Sash Windows: A Guide to Cleaning, Maintenance and Repairs
Traditional sash windows are an iconic feature of Georgian and Victorian architecture, lending an understated elegance to any home. Their classic styling made them a design staple for all kinds of buildings; illuminating the rooms of humble countryside cottages and Kensington Palace alike.
Thanks to their timelessness, many of us lucky enough to own a property with sash windows do our best to maintain them. This is not always an easy job, as despite their apparent simplicity, sash windows present many difficulties when it comes to cleaning, upkeep and repairs. Opening mechanisms are typically entrenched in the window casement, and only a few styles are designed to allow you to swing windows inwards or completely lift them out of the frame.
Before starting any work yourself, be realistic about your level of skill. Even if you have some ability (and plenty of patience), hiring a professional can be far more efficient, and keep your historic windows in safe hands. There are local specialists nationwide, and a quick search will help you find recommended casement specialists in London, or the best sash window experts Guildford has to offer.
Sash windows deserve to be kept sparkling. Not only will a regular clean keep them looking enviable, but it will give you the opportunity to look for any faults in the glass or frame to catch them early on.
If you’re lucky, cleaning the outside of your windows will involve a sturdy ladder, a bucket of gentle detergent and a good squeegee. For anyone living in a three or four-storey townhouse, this job is a bit more challenging. You’ll still need that bucket, but if your windows are difficult to dismantle then you’ll need to follow the following steps to reach the outside:
- Start with the top panes in the upper sash. Open the upper sash as far as you can, then carefully lean over the top to clean.
- Next, raise both parts of the window to the top of the casement. Sitting on the windowsill, facing inwards, reach up to clean the bottom panes.
- Lower the top sash as far as it will go, then lift the bottom sash high enough to clean its upper panes by leaning over the top (similar to step one).
- Lastly, close the top sash fully and keep the bottom sash partly open, to reach underneath and clean the lower panes.
On top of cleaning, it’s important to take care of the woodwork, treating and painting it regularly. It might not be the easiest task, but taking the time to do the thorough job will make a huge difference in the appearance and longevity of your windows.Avoid the temptation to simply add another layer of paint – without any extra work it will be more likely to peel and flake, making it barely worth the effort in the first place.
Remove all window hardware (fasteners and handles), and use a thin-bladed scraper to carefully remove excess paint layers. Gently sandpaper the paint underneath, clean it with sugar soap, and rinse. Once it’s dry, you’re ready to paint.
If you find a fault with your sash window, it’s important to address it as soon as possible. Neglected faults can get worse over time, particularly leading to problems like wet rot. However, most repairs are fairly straightforward for a professional to complete, if dealt with quickly.

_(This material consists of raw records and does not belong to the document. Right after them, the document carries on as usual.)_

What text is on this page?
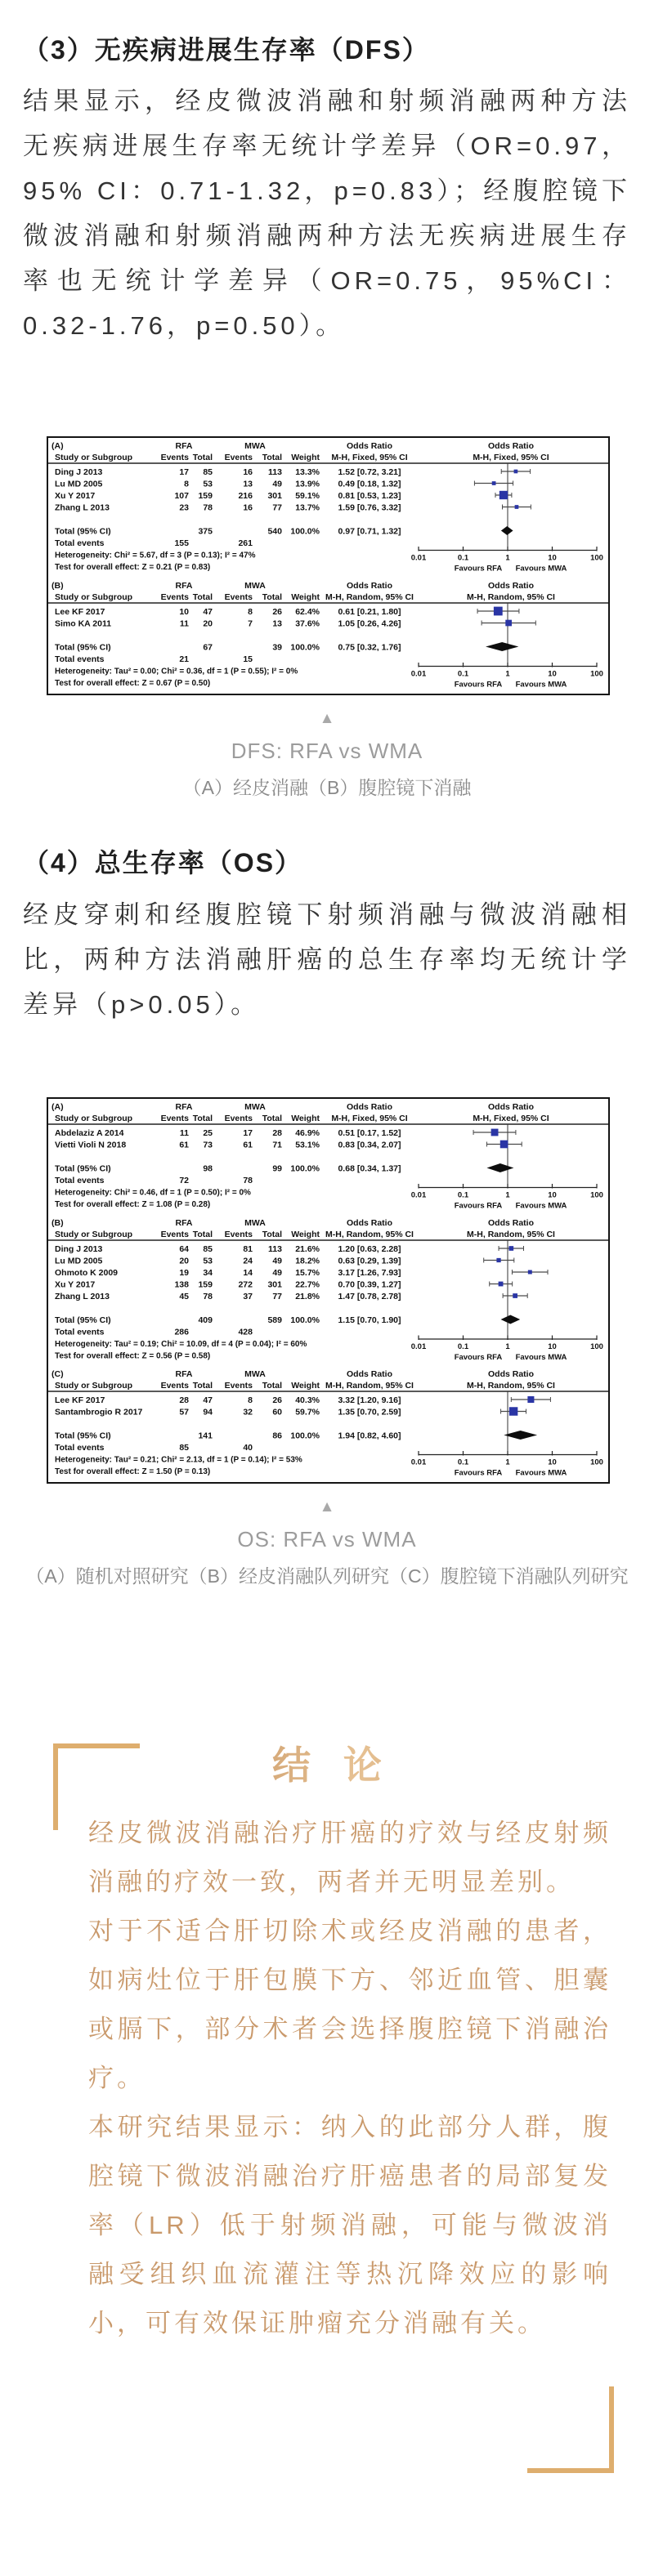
（3）无疾病进展生存率（DFS）

结果显示，经皮微波消融和射频消融两种方法无疾病进展生存率无统计学差异（OR=0.97，95% CI：0.71-1.32，p=0.83）；经腹腔镜下微波消融和射频消融两种方法无疾病进展生存率也无统计学差异（OR=0.75，95%CI：0.32-1.76，p=0.50）。

(A)	RFA	MWA	Odds Ratio	Odds Ratio
Study or Subgroup	Events Total Events Total Weight M-H, Fixed, 95% CI	M-H, Fixed, 95% CI
Ding J 2013	17 85	16 113 13.3% 1.52 [0.72, 3.21]
Lu MD 2005	8 53	13 49 13.9% 0.49 [0.18, 1.32]
Xu Y 2017	107 159	216 301 59.1% 0.81 [0.53, 1.23]
Zhang L 2013	23 78	16 77 13.7% 1.59 [0.76, 3.32]
Total (95% CI)	375	540 100.0% 0.97 [0.71, 1.32]
Total events	155	261
Heterogeneity: Chi² = 5.67, df = 3 (P = 0.13); I² = 47%
Test for overall effect: Z = 0.21 (P = 0.83)
0.01	0.1	1	10	100
Favours RFA Favours MWA
(B)	RFA	MWA	Odds Ratio	Odds Ratio
Study or Subgroup	Events Total Events Total Weight M-H, Random, 95% CI	M-H, Random, 95% CI
Lee KF 2017	10 47	8 26 62.4% 0.61 [0.21, 1.80]
Simo KA 2011	11 20	7 13 37.6% 1.05 [0.26, 4.26]
Total (95% CI)	67	39 100.0% 0.75 [0.32, 1.76]
Total events	21	15
Heterogeneity: Tau² = 0.00; Chi² = 0.36, df = 1 (P = 0.55); I² = 0%
Test for overall effect: Z = 0.67 (P = 0.50)
0.01	0.1	1	10	100
Favours RFA Favours MWA
▲
DFS: RFA vs WMA
（A）经皮消融（B）腹腔镜下消融
（4）总生存率（OS）

经皮穿刺和经腹腔镜下射频消融与微波消融相比，两种方法消融肝癌的总生存率均无统计学差异（p>0.05）。

(A)	RFA	MWA	Odds Ratio	Odds Ratio
Study or Subgroup	Events Total Events Total Weight M-H, Fixed, 95% CI	M-H, Fixed, 95% CI
Abdelaziz A 2014	11 25	17 28 46.9% 0.51 [0.17, 1.52]
Vietti Violi N 2018	61 73	61 71 53.1% 0.83 [0.34, 2.07]
Total (95% CI)	98	99 100.0% 0.68 [0.34, 1.37]
Total events	72	78
Heterogeneity: Chi² = 0.46, df = 1 (P = 0.50); I² = 0%
Test for overall effect: Z = 1.08 (P = 0.28)
0.01	0.1	1	10	100
Favours RFA Favours MWA
(B)	RFA	MWA	Odds Ratio	Odds Ratio
Study or Subgroup	Events Total Events Total Weight M-H, Random, 95% CI	M-H, Random, 95% CI
Ding J 2013	64 85	81 113 21.6% 1.20 [0.63, 2.28]
Lu MD 2005	20 53	24 49 18.2% 0.63 [0.29, 1.39]
Ohmoto K 2009	19 34	14 49 15.7% 3.17 [1.26, 7.93]
Xu Y 2017	138 159	272 301 22.7% 0.70 [0.39, 1.27]
Zhang L 2013	45 78	37 77 21.8% 1.47 [0.78, 2.78]
Total (95% CI)	409	589 100.0% 1.15 [0.70, 1.90]
Total events	286	428
Heterogeneity: Tau² = 0.19; Chi² = 10.09, df = 4 (P = 0.04); I² = 60%
Test for overall effect: Z = 0.56 (P = 0.58)
0.01	0.1	1	10	100
Favours RFA Favours MWA
(C)	RFA	MWA	Odds Ratio	Odds Ratio
Study or Subgroup	Events Total Events Total Weight M-H, Random, 95% CI	M-H, Random, 95% CI
Lee KF 2017	28 47	8 26 40.3% 3.32 [1.20, 9.16]
Santambrogio R 2017	57 94	32 60 59.7% 1.35 [0.70, 2.59]
Total (95% CI)	141	86 100.0% 1.94 [0.82, 4.60]
Total events	85	40
Heterogeneity: Tau² = 0.21; Chi² = 2.13, df = 1 (P = 0.14); I² = 53%
Test for overall effect: Z = 1.50 (P = 0.13)
0.01	0.1	1	10	100
Favours RFA Favours MWA
▲
OS: RFA vs WMA
（A）随机对照研究（B）经皮消融队列研究（C）腹腔镜下消融队列研究
结 论

经皮微波消融治疗肝癌的疗效与经皮射频消融的疗效一致，两者并无明显差别。

对于不适合肝切除术或经皮消融的患者，如病灶位于肝包膜下方、邻近血管、胆囊或膈下，部分术者会选择腹腔镜下消融治疗。

本研究结果显示：纳入的此部分人群，腹腔镜下微波消融治疗肝癌患者的局部复发率（LR）低于射频消融，可能与微波消融受组织血流灌注等热沉降效应的影响小，可有效保证肿瘤充分消融有关。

Common indicators of problems include:
- Difficulty opening
- Slight gaps at the windowsill
- Draughts or whistles
- Paint discolouration
- Fraying cords
If your windows stick every time you open or close them, it can be a sign that the paint is too thick. Choose a dry weekend, and treat any problem windows by stripping away excess paint.
Gaps at the windowsill, often resulting in draughts or slight whistles when the wind blows, are an indicator of everyday wear and tear becoming too much. Brushes and seals are available from most hardware stores, but a skilled carpenter should be able to adjust the fit and have them working like new.
If you notice that the paint is becoming discoloured, it may be due to rot in the wood underneath. If the damage is minimal, strip back the paint underneath, and carefully remove the affected timber. This can be replaced with a filler resin relatively easily, which must then be sealed to prevent the damp returning.
Fraying (or totally broken) cords can be replaced at home with some effort and patience, but it can be much simpler to hire the services of a professional.
If maintaining traditional sash windows seems like a lot of effort, remember that it’s worth it. Would your home look as distinguished with modern, uPVC replacements? Probably not. When properly cared for, sash windows offer an incomparable view over your surroundings, and provide buckets of character for your property – and will do for years to come.